E la ricompensa per la nascita del governo anti-Salvini? Per aver evitato alla nuova Commissione la spina nel fianco di un commissario sovranista? La ricompensa è Gentiloni. Stop. E il rallentamento della congiuntura economica internazionale, la crisi che sta arrivando anche in Germania? La presenza di un commissario italiano agli affari economici e monetari servirà per raccomandare maggiore flessibilità, giocando sull’output gap (il differenziale tra Pil potenziale e reale), di cui però si avvantaggerà soprattutto Parigi per sforare il 3 per cento (“in Francia riteniamo che il nuovo governo rappresenti un’opportunità”, ha commentato Le Maire), perché nei nostri confronti varrà il ragionamento che certo, servirebbe una politica espansiva, ma non ce la possiamo permettere per via del debito eccessivo che rischia di andare fuori controllo. Forse potremo spendere qualcosa in più grazie al minor costo del debito dovuto alla riduzione dello spread (i mercati scontano nuovi stimoli della Bce in arrivo), forse ottenere qualche zero virgola rispetto all’1,8 per cento, ma nulla che possa davvero essere decisivo per rilanciare la nostra economia.

In cambio, è scontato il nostro sì alla proposta tedesca di un Fondo sovrano Ue per investire nella creazione di campioni industriali europei, o meglio franco-tedeschi, nei settori strategici ad alto contenuto tecnologico, ma soprattutto la ratifica senza intoppi del nuovo ESM, che di fatto esclude l’Italia dall’ombrello salva-Stati, offerto senza condizioni (ma anche con i nostri soldi) ai Paesi virtuosi, in regola cioè con i parametri di Maastricht e le regole del Fiscal Compact, in caso di shock esterni. Una riforma che sembra architettata appositamente per mettere al riparo gli altri Paesi membri dal contagio di una crisi dell’Italia. Non vorremmo rovinare il sonno agli azionisti e ai fan entusiasti del governo giallorosso, ma la grande preoccupazione in Europa per una vittoria elettorale di Salvini, e quindi il sostegno al Conte 2, potrebbe esaurirsi o scemare con la messa in sicurezza del nuovo ESM. Da quel momento, l’Ue avrebbe gli strumenti per far pagare amaramente agli italiani un governo a guida Lega senza rischiare il propagarsi dell’instabilità finanziaria ad altri stati membri.

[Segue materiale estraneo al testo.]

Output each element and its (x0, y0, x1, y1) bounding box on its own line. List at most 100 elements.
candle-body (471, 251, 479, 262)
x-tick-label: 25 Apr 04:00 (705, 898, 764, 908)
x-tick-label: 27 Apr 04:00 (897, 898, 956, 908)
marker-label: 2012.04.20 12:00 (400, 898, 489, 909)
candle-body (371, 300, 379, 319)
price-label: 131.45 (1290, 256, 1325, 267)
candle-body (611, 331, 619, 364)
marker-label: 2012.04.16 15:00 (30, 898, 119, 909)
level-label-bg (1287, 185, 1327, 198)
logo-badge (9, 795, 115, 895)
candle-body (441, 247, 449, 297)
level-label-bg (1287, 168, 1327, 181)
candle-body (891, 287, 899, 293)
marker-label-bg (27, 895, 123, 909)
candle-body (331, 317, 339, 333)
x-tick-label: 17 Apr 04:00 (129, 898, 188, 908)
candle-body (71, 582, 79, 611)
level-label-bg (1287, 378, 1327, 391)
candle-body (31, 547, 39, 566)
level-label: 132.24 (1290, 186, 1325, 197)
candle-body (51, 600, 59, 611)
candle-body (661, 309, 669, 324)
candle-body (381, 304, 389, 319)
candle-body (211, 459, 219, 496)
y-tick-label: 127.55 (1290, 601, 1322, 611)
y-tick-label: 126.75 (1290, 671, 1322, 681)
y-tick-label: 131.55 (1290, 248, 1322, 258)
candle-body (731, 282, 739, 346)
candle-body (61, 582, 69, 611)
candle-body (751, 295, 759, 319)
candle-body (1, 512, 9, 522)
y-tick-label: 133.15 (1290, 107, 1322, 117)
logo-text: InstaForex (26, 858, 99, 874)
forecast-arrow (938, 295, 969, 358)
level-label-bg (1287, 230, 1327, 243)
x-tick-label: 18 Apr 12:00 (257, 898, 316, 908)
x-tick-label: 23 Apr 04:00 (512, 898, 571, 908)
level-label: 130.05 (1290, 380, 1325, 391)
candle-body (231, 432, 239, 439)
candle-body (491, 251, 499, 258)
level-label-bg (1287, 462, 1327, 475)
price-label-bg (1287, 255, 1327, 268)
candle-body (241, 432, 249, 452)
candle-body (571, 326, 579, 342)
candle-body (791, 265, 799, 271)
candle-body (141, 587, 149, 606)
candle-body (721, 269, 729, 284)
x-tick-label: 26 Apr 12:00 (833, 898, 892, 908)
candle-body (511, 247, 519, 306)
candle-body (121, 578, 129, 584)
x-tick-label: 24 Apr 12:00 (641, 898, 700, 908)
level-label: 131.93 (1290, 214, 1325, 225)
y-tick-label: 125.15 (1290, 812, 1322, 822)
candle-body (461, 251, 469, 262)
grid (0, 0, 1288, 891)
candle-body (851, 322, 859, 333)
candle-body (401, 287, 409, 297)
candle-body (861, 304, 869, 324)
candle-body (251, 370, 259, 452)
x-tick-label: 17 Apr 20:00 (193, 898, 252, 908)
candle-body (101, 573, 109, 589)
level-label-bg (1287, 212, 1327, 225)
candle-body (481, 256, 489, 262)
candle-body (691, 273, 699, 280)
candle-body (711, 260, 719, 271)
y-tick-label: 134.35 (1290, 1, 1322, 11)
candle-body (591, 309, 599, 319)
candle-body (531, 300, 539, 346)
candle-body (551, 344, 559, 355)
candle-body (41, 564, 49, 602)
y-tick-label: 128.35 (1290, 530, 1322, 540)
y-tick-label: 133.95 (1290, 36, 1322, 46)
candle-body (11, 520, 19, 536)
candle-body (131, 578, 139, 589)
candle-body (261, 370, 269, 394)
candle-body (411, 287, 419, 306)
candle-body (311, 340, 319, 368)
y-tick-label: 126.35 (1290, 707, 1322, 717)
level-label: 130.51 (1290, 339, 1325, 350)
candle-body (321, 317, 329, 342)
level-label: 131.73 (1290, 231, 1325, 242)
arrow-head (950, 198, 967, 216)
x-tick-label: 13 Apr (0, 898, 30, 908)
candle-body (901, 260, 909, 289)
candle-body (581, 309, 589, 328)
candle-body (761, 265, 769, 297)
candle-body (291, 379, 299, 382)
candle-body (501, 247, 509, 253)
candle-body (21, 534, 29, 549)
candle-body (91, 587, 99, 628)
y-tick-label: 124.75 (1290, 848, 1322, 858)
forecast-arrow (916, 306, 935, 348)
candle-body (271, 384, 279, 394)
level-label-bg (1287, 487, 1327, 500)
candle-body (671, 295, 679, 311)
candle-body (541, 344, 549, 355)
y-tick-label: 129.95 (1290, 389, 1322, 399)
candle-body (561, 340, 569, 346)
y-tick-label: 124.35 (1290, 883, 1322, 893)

Almeno in teoria…

Quello del presidente della Repubblica al Forum Ambrosetti di Cernobbio che si è tenuto lo scorso fine settimana non è stato il tradizionale messaggio di saluti alla platea di un meeting economico o politico, ma per le policies elencate (anche dove investire e dove tassare), i temi toccati, per la tempistica – poche ore dopo il giuramento e poche ore prima del dibattito sulla fiducia – quasi un manifesto programmatico del nuovo governo, nonostante spetti al premier la responsabilità dell’indirizzo politico.

Un messaggio che ci dice molto però sulla genesi e la natura del Conte 2: un governo politico del presidente su mandato Ue. Proprio dietro il suo richiamo alla “necessità di cambiare le regole del Patto di Stabilità” si intravede un Mattarella nel ruolo sia di regista dell’operazione che di garante con Berlino, Parigi e Bruxelles. Chi, infatti, se non il garante può esigere ora quella “ricompensa” che evidentemente qualcuno in Europa deve aver evocato a Conte, a Pd e 5 Stelle per indurli a formare il governo anti-Salvini?